Mes parents n’étaient pas conteurs. Ils ne me racontaient pas spécialement d’histoires. En revanche, ils parlaient beaucoup. Et bien !

Mon père, natif d’un petit village du Gabon, a suivi l’instruction primaire dans la ville la plus proche, Tchibanga, (qui était aussi la préfecture). De cette instruction il a conservé une pratique soignée du français au point qu’il souffrait d’entendre écorcher sa langue tant aimée ! Il m’aura transmis ce goût du verbe et de la prise de parole.

 

Après le Bac, j’ai entrepris des études d’Histoire à Paris 7 auxquelles j’ai renoncé avant d’entamer une thèse. J’ai alors exercé plusieurs métiers dont ceux de danseuse et bibliothécaire. Ces deux expériences m’ont conduite illico dans les filets du conte !

J’ai commencé presque par hasard ! J’étais alors danseuse. Une mauvaise blessure à la cheville,  lors d’une prestation, m’a immobilisée. C’était en hiver 2001. J’ai passé toute la durée de ma convalescence à lire et écouter des contes. C’est alors que j’ai rencontré la conteuse camerounaise Catherine Ahonkoba. Nous avons parlé contes et conteurs. Sans le savoir, elle a joué un rôle décisif : Je deviendrai conteuse !!!

 

Je me réjouissais de ce nouveau terrain de jeu auquel j’avais accès. Je pouvais y réunir mes passions pour la danse, le théâtre et le mime. Pendant quelques années, j’ai observé une pratique très intuitive, me nourrissant de rencontres fortuites avec des conteurs, cinéastes, danseurs, plasticiens…
Les médiathèques m’ont ouvert grandes leurs portes. Y compris à mes tout débuts ! Je veux d’ailleurs, ici, rendre hommage à tous ces professionnels, devenus de véritables compagnons de route. Leur mobilisation en faveur du conte relève, pour certains, d’une démarche militante !

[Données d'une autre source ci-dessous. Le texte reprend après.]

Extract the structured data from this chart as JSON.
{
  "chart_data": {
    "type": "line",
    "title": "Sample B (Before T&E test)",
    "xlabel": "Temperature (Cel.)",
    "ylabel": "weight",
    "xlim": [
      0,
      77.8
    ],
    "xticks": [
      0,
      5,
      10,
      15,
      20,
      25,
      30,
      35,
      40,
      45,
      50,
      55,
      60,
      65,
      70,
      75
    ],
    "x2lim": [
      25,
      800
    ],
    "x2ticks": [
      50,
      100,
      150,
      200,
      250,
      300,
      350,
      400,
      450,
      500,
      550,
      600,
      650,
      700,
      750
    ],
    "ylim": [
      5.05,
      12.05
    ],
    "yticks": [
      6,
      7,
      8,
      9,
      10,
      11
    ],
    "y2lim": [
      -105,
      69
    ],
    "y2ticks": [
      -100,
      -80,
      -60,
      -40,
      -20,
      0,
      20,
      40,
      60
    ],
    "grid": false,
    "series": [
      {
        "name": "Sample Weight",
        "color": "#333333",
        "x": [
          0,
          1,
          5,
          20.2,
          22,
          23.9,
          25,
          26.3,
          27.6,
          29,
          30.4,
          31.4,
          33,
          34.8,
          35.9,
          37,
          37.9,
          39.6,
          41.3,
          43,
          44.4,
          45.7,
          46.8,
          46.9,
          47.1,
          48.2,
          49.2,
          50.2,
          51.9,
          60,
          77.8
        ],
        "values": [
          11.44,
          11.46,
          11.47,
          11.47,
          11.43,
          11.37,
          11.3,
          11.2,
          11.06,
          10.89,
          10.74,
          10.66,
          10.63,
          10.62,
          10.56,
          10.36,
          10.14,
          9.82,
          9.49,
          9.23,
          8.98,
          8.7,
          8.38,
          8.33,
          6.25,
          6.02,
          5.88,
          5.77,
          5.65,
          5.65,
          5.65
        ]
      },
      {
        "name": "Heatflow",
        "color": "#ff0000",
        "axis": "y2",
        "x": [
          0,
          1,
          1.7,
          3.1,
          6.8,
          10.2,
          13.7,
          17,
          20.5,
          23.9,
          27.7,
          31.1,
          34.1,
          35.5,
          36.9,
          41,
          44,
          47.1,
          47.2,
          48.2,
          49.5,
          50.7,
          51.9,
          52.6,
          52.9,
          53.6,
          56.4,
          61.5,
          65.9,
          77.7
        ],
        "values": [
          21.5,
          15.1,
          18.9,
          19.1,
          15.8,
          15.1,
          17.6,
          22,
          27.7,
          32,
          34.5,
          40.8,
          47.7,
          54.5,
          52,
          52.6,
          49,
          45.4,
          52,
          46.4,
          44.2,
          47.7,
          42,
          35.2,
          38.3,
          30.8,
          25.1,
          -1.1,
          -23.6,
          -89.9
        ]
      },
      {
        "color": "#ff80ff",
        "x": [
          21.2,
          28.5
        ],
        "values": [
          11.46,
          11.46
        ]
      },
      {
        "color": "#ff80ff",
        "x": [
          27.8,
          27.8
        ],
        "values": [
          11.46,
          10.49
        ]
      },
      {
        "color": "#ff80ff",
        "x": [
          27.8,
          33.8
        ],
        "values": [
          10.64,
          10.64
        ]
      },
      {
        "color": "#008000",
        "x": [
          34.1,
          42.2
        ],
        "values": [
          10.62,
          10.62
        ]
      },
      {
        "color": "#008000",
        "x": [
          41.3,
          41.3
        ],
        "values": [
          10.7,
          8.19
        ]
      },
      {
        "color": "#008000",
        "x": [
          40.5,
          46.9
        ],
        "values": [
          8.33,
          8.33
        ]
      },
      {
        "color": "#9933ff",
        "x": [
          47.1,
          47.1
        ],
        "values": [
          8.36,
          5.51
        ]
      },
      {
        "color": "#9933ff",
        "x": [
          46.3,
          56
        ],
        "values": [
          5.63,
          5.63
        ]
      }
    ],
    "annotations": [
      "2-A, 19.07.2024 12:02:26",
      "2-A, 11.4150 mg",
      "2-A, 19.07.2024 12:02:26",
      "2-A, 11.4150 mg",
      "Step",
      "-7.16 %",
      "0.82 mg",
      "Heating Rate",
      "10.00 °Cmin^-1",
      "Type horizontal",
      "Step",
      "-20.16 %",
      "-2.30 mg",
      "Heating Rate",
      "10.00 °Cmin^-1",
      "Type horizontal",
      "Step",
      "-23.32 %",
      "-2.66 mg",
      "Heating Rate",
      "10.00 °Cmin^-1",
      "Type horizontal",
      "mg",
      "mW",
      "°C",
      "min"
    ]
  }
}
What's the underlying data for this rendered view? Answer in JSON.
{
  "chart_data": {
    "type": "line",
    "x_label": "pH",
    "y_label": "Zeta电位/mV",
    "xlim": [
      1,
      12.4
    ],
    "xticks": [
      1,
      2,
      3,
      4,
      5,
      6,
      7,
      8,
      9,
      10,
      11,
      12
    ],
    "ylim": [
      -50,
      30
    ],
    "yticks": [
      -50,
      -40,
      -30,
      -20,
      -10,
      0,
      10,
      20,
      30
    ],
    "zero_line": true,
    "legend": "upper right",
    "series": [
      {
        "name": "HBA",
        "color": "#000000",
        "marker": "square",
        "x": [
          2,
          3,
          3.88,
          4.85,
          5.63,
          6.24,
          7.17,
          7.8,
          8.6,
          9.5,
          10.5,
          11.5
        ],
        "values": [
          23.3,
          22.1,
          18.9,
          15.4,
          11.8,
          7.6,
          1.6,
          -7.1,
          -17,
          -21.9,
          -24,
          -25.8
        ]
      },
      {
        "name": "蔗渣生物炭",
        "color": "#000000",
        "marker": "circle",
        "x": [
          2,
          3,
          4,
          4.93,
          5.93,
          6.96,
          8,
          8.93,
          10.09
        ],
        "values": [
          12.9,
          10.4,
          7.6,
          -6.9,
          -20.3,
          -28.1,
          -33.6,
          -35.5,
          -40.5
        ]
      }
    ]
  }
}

Je racontais, et raconte encore (!), sur des plateaux de théâtre, lors de festivals, au sein d’écoles et de musées, en appartement, à l’hôpital, dans les jardins et les cages d’escaliers…


Entre 2007 et 2012, j’ai participé aux Ateliers contes initiés par l’excellent Gilles Bizouerne, au conservatoire parisien, Paul Dukas. J’ai alors eu la chance de me former auprès d’intervenants tels que Didier Kowarski, Claire Garigue, Marc Buléon, Annie Kiss, Pépito Matéo, Nathalie Le Boucher… J’y ai côtoyé Hélène Palardy, Albert Sandoz, Cécile de Lagillardaie, Debora Di Gilio et Fabienne Morel (Huile d’olive et Beurre salé), Aurélie Loiseau…

Toutes ces rencontres ont largement inspirées ma parole conteuse. Elles m’ont permises de questionner et d’approfondir mon exploration du geste ; d’accueillir comme une évidence mon besoin de convoquer mes Afriques au cœur de mon répertoire ; de faire de la musique un chemin de narration à part entière.

Je pouvais dès lors multiplier les collaborations, notamment celles mêlant musique et conte. C’est ainsi que sont nés ‘La Danse de la Hyène’ avec le guitariste et percussionniste Serge Tamas ; ‘Le Guerrier d’Ebène’, avec le poly instrumentiste Axel Lecourt ; ‘Le Voyage de M’Toto Lunettes’, avec le chanteur-guitariste-likembiste Patrick Pellé. A eux trois, ces spectacles ont été donné en France, dans les DOM TOM et même en Angola, au cours de quelques 1000 représentations !


Et puis, il y a mon goût prononcé pour le partage et la transmission ; il y a ma conviction que les contes éduquent et aident à grandir ! Cela me conduit à multiplier les stages, ateliers, formations… que je vis comme autant d’occasions de (ré)interroger ma pratique. De la rendre plus « grande », en quelque sorte.

 

Enfin, la langue anglaise est revenue me titiller ces dernières années, au point de me lancer dans une nouvelle aventure : Non seulement ‘La Danse de la Hyène’ a maintenant sa version anglaise, mais mon répertoire en anglais s’est enrichi de contes traditionnels que je n’avais jusqu’ici pas osé raconter. A moi ‘Le Petit Chaperon Rouge », ‘Jack et le haricot magique’, ‘Le Radis’… dans la langue de Shakespeare !!!